Adoption is slow in both the public and private sectors: Consumers and government agencies have been slow to adopt cleantech solutions, constrained by limited awareness, a lack of demonstration projects, and weak incentives in public tenders. That keeps solutions small and discourages private investors. The innovation ecosystem also faces commercialization bottlenecks, with fewer than 300 green patents filed in the past five years, and under 10% reaching the market — far behind India’s 2.3k cleantech patents in just last year alone.

Egypt’s advantages remain underused: The country has a strong, but underutilized, technical workforce, with over 200k STEM-educated graduates — of which, only 7% enter climate-related fields. Egypt has also emerged as Africa’s most ambitious hydrogen developer, with an announced pipeline of 18 mn tons per annum — the highest on the continent — spread across 38 MoUs and has impressive solar and wind projects. However, most of its hydrogen projects remain at the pre-commercial stage, with no final investment decisions secured. Egypt ranked 75th out of 120 countries on the World Economic Forum’s Energy Transition Index in 2024, highlighting implementation gaps that, without quicker permitting, better manufacturing incentives, and grid upgrades, could see it lose ground to faster-moving countries. By comparison, Morocco has built its own renewable manufacturing base and gender-inclusive training, South Africa leads in blended finance and SME procurement, and India has turned cleantech into both an industrial strategy and an export engine.

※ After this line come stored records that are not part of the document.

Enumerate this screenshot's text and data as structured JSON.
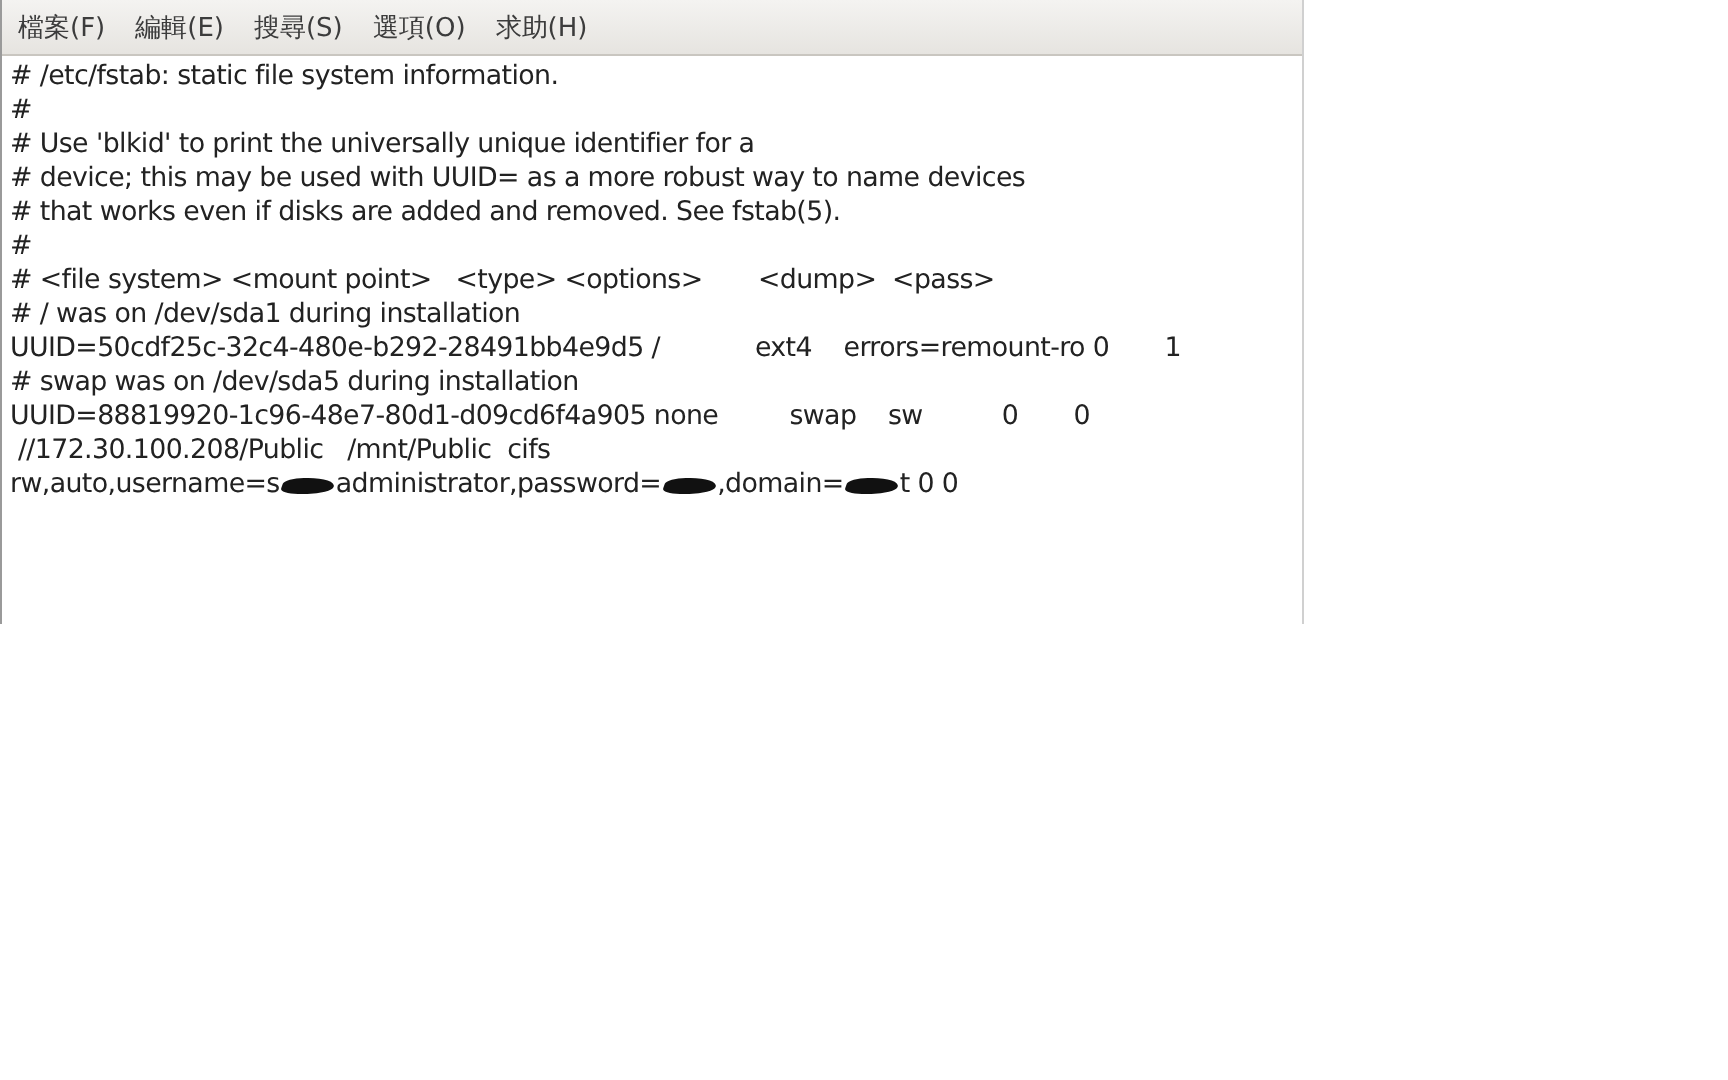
{
  "menu_bar": {
    "items": [
      "檔案(F)",
      "編輯(E)",
      "搜尋(S)",
      "選項(O)",
      "求助(H)"
    ]
  },
  "editor": {
    "lines": [
      {
        "kind": "text",
        "text": "# /etc/fstab: static file system information."
      },
      {
        "kind": "text",
        "text": "#"
      },
      {
        "kind": "text",
        "text": "# Use 'blkid' to print the universally unique identifier for a"
      },
      {
        "kind": "text",
        "text": "# device; this may be used with UUID= as a more robust way to name devices"
      },
      {
        "kind": "text",
        "text": "# that works even if disks are added and removed. See fstab(5)."
      },
      {
        "kind": "text",
        "text": "#"
      },
      {
        "kind": "text",
        "text": "# <file system> <mount point>   <type> <options>       <dump>  <pass>"
      },
      {
        "kind": "text",
        "text": "# / was on /dev/sda1 during installation"
      },
      {
        "kind": "text",
        "text": "UUID=50cdf25c-32c4-480e-b292-28491bb4e9d5 /            ext4    errors=remount-ro 0       1"
      },
      {
        "kind": "text",
        "text": "# swap was on /dev/sda5 during installation"
      },
      {
        "kind": "text",
        "text": "UUID=88819920-1c96-48e7-80d1-d09cd6f4a905 none         swap    sw          0       0"
      },
      {
        "kind": "text",
        "text": " //172.30.100.208/Public   /mnt/Public  cifs"
      },
      {
        "kind": "segments",
        "segments": [
          {
            "kind": "text",
            "text": "rw,auto,username=s"
          },
          {
            "kind": "redacted"
          },
          {
            "kind": "text",
            "text": "administrator,password="
          },
          {
            "kind": "redacted"
          },
          {
            "kind": "text",
            "text": ",domain="
          },
          {
            "kind": "redacted"
          },
          {
            "kind": "text",
            "text": "t 0 0"
          }
        ]
      }
    ]
  }
}
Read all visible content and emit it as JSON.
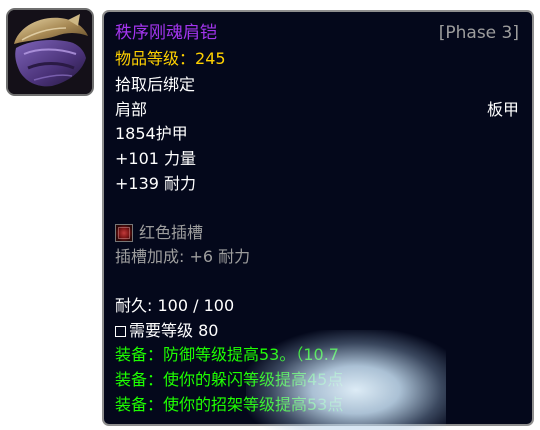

AND HOW SHOULD WE ADDRESS THIS?

Cleantech-specific legislation is a must: A single streamlined legal framework for cleantech is essential to reduce regulatory overlaps, provide a single predictable pathway for startups to launch and grow, and improve investor confidence, argues the report.

Targeted incentive schemes for energy and water innovation: Launching targeted incentive schemes for energy and water innovation would encourage entrepreneurs to focus on the areas where Egypt faces its most pressing challenges. Financial and non-financial incentives could stimulate pilot projects, make it easier for companies to scale solutions, and attract local and foreign investment to key problem areas.

Supporting public sector demand with procurement changes: Reforming public procurement to include cleantech would give startups early access to reliable demand. Government contracts could help de-risk new technologies, demonstrate their value in practice, and build trust among private-sector customers, speeding up adoption across industries.

Getting funds to a diverse set of early startups: Directing more capital to diverse early-stage innovators would help address one of the ecosystem’s most persistent gaps. Ensuring that funding reaches underrepresented founders, particularly women, would broaden the talent pipeline and make the sector more resilient, while increasing the likelihood of discovering high-impact solutions.

Using successful models overseas as a base to build on: Benchmarking Egypt’s policies and programs against global best practices would help the country avoid missteps and accelerate learning. By studying what has worked elsewhere, Egypt could focus its resources on proven models and adapt them to its own market, shortening the path to a competitive, scalable cleantech sector.